Monday, November 04, 2013

The Hook Brings You Back...

Yesterday I found out Nick Cardy passed away at the age of 93. There have been several deaths of older comics pros in the last few years, but I have to tell you, this one hit especially hard.


Cardy was a very talented artist, both on interiors and covers. He was also the reason this blog even exists. For he was the artist who hooked me on DC Comics, and thus onto comics in general.


Sure, there were other Late Silver/Early Bronze Age (approx. 1968-1975) DC favorites like Neal Adams, Gil Kane, Dick Giordano, or the Curt Swan/Murphy Anderson team, some of whose styles I may have even liked better than Cardy. But in terms of addicting me to DC comics during that period, nobody, even Adams, did it better than Nick. And you can bet I was far from alone in that opinion, especially among old DC fans who are in their late 30's or older. If you couldn't resist checking out a DC comic in the early 70's, odds are it was because it had a cover drawn by him.


Cardy's covers were irresistible, often depicting their protagonists in unique, seeming Kobayashi Maru situations, all beautifully staged. They made you wonder "How are they going to get out of this one?" while making you care enough to take a look inside and find out.


You see, my earliest experience with reading DC Comics came from visits to my aunts' and uncles' houses. I was too young to actually buy any comics myself, and my family was struggling to make ends meet at times. So when we visited our relatives, I often made a beeline straight for their comics stash and lost myself in it. Unfortunately, some of those aforementioned aunts and uncles are no longer alive, so remembering reading those comics has the added bonus reminding me of happier times with them.
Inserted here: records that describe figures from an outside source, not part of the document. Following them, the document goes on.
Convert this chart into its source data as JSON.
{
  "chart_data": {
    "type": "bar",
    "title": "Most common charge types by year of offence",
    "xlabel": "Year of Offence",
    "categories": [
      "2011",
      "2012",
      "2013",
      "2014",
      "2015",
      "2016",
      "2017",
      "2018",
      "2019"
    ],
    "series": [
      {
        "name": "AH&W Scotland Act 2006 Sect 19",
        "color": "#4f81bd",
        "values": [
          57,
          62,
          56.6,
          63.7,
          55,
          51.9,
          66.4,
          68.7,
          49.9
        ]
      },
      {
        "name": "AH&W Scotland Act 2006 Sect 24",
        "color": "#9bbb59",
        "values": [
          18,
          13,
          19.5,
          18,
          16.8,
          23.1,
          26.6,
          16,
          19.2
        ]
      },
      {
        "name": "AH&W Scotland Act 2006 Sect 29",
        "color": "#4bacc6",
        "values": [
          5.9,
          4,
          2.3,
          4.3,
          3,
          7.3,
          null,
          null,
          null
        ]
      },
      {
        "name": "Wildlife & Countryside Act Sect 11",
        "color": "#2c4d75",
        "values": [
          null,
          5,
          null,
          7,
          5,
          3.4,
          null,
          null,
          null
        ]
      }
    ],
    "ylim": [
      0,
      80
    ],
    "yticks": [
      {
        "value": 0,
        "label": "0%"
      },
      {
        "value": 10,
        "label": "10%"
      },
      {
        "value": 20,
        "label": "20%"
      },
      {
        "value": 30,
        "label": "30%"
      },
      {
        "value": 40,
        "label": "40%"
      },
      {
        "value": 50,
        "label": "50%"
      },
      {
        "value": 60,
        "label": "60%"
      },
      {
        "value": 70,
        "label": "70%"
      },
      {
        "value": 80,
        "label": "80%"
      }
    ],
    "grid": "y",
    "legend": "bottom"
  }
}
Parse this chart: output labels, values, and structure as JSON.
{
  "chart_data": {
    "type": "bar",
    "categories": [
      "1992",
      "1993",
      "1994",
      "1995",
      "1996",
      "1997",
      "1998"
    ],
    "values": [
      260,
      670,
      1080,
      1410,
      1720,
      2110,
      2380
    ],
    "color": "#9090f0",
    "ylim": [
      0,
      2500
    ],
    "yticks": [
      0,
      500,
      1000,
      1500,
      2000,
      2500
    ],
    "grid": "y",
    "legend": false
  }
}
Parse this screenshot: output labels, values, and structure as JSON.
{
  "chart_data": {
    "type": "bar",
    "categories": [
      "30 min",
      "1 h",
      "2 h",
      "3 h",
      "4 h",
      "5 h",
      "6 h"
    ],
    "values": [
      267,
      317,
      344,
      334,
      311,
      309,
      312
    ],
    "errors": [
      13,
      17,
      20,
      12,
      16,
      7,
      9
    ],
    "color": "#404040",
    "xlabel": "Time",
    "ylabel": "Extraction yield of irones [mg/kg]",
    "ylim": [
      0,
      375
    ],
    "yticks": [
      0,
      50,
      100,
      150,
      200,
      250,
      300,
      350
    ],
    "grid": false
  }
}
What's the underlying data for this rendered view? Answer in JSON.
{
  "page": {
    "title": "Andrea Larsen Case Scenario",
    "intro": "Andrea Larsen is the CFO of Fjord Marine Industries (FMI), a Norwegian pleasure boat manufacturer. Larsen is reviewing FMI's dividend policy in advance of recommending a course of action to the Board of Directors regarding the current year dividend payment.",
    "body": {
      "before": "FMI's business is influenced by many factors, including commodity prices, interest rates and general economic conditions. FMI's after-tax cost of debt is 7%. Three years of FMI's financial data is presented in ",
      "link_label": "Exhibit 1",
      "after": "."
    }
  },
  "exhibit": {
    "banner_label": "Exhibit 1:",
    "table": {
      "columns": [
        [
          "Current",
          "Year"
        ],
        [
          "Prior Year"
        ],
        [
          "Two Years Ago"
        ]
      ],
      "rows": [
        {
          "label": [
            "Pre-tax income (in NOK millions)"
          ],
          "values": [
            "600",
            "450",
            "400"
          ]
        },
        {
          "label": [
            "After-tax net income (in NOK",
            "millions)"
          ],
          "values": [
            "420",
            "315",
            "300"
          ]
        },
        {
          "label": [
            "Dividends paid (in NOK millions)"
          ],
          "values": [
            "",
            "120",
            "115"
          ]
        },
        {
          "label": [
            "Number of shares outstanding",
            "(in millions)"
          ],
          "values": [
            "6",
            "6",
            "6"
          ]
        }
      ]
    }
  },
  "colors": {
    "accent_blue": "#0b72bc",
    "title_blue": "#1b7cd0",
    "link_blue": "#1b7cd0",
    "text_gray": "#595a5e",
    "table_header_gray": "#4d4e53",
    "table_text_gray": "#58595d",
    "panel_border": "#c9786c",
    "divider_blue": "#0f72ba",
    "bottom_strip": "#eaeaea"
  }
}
Here are some of the covers (and, in some cases, accompanying interiors), with which Nick Cardy owned me, body and soul, as a young boy. My one rule: I'm keeping things honest by limiting the comics shown to my actual childhood expriences, way before Google or the Grand Comics Database or whatever could fill in the blanks. With some of these I've only seen the covers, either through in-house ads or through seeing the covers at my local grocery store or drugstore. But I'm including them anyway because they made me crave the interior stories, too, even if I never got to satisfy those cravings.


Let's start with my first Cardy memory: His Aquaman work.








(Confession: My Cardy-era Aquaman solo series exposure was more limited when I was a kid. Brian Snell has some more tasty Cardy Aquaman covers I found out about in my adulthood, which you can see if you click here.)


But where Cardy really addicted me was on Teen Titans, where he illustrated both the covers and most of the interiors. He really started hitting his stride around this issue.





And it only got better.

























Cardy's art was versatile enough to also thrive in a wide variety of other non-superhero genres (yes, DC and Marvel actually had other genres back in the day, believe it or not), including romance....




....western....





....and horror comics.











And then there's Cardy's work on my favorite hero, Superman.


True, Cardy never drew any Superman solo stories that I can think of. In fact, the only interior art I can recall Cardy doing of the Man Of Steel may have been his cameo in this Titans issue.





But his Superman covers, on the other hand?


Legendary!


Here's the first comic book that I bought with my own money. With a Cardy cover. Of course.





Here are some more seductive Cardy Superman covers.
























But the Man Of Steel's solo adventures weren't the only Superman-related comics where Cardy's covers shined. There were also his team adventures, both as an adult.....








....and as a teenager.








There were also the Cardy covers with Superman's best friends....










...and even his own son.






Thank you for hooking me all those years ago, Mr. Cardy! You WILL be missed.

1 Comments:

At 12:59 PM , Blogger SallyP said...

These are of course, all magnificent. The Dentist chair with Superman has always cracked me up.

It's such a shame. I have always loved Cardy's work.